Of course, a "Hello World" example is obligatory [37], as well as very educational, because it explains how essential aspects of MirageOS work. The operating system is so different. To begin, the guide explains how the application handles output to a console. Because the application is the kernel, managing devices for your own use can be difficult to outsource. The application thus needs to handle these tasks. The second lesson relates to basic disk access; these are the popular block devices in the cloud environment. The tricky stuff then starts with the network stack, including a simple web server (Figure 4).

MirageOS allows the user to generate the application binary in two different formats. The mirage configure --unix
command produces a compiled file that traditional Linux environments run as a normal process (Listing 2). With mirage configure --xen
, the application is booted as a Xen kernel, in which case, you end up with a configuration file that you can process with the familiar xl
commands.
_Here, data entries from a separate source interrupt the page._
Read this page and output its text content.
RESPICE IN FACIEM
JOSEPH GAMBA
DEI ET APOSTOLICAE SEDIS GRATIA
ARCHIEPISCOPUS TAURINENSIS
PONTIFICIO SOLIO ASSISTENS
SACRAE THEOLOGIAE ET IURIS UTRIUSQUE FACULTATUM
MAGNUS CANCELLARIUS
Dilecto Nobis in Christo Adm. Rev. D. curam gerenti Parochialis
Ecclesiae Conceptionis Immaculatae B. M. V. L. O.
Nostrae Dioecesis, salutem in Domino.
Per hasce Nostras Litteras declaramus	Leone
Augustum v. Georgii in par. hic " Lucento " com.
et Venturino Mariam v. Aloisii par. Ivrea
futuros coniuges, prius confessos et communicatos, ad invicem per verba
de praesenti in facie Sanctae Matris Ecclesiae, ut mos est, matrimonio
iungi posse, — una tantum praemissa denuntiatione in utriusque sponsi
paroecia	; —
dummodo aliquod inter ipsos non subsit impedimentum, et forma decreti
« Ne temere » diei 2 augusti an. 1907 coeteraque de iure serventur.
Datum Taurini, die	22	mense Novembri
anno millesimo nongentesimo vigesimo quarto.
The MirageOS machine also produces the corresponding file in XML format.
Listing 2: Building the MirageOS Unikernel
01 $ mirage configure --unix 02 [...] 03 $ 04 $ make depend 05 [...] 06 $ 07 $ make 08 ocamlbuild -classic-display -use-ocamlfind -pkgs lwt.syntax,mirage-console.unix,mirage-types.lwt -tags "syntax(camlp4o),annot,bin_annot,strict_sequence,principal" -cflag -g -lflags -g,-linkpkg main.native 09 [...] 10 ln -nfs _build/main.native mir-console 11 $ 12 $ file _build/main.native 13 _build/main.native: ELF 64-bit LSB executable, x86-64, version 1 (SYSV), dynamically linked (uses shared libs), for GNU/Linux 2.6.32, BuildID[sha1]=734e3fc7a56cd83bc5ac13d124e4a994ce39084f, not stripped
The examples on the MirageOS project website are smart and work well. Installing an existing application on this cloud operating system always requires a new implementation. In addition to writing the actual application, developers also have to worry about accessing block devices and the network, which – combined with a new programming language – is not a small price to pay.
This and That
The MirageOS approach is quite dramatic and may go somewhat beyond what many cloud operators are prepared to do. However, there is a less painful alternative: OSv [38] is another well-known representative of the unikernel camp, which includes other candidates [39].
The new lean systems (including CirrOS and Container Linux) are attracting interest among security experts. The stripped-down userspace reduces the number of potential vectors for attackers. Lean software management reduces the risk of a security hole from procedural red tape or simple technical problems during an upgrade.
Anything that works in userspace can be transferred easily to the operating system core. The easiest way would be to create a customized kernel that contains only the necessary software and configuration.
However, unikernels take it one step further by questioning even the ingredients and the recipe for building a kernel. Some people point out that exotic systems are less vulnerable because they have fewer tools and because people lack the necessary knowledge to wreak havoc, but it's a double-edged sword: With fewer users and experts, the risk of an undiscovered vulnerability is also greater. The relevant points are the reduced attack surface, fewer active functions, and simplified software management.
Conclusions
Clouds and containers have given rise to demand for more new open source operating systems. Some are quite close to the classic Linux, whereas others started life in a green field and openly ignore any historical ballast. CirrOS and Container Linux are two candidates from the first camp. MirageOS (and OSv) are representatives of the green field, "start from scratch" generation.
No general recommendations can be made for IT environments, but the more recent operating systems clearly show that the playing field has changed. Studying implementations of CirrOS, Container Linux, or MirageOS can deliver ideas and new approaches.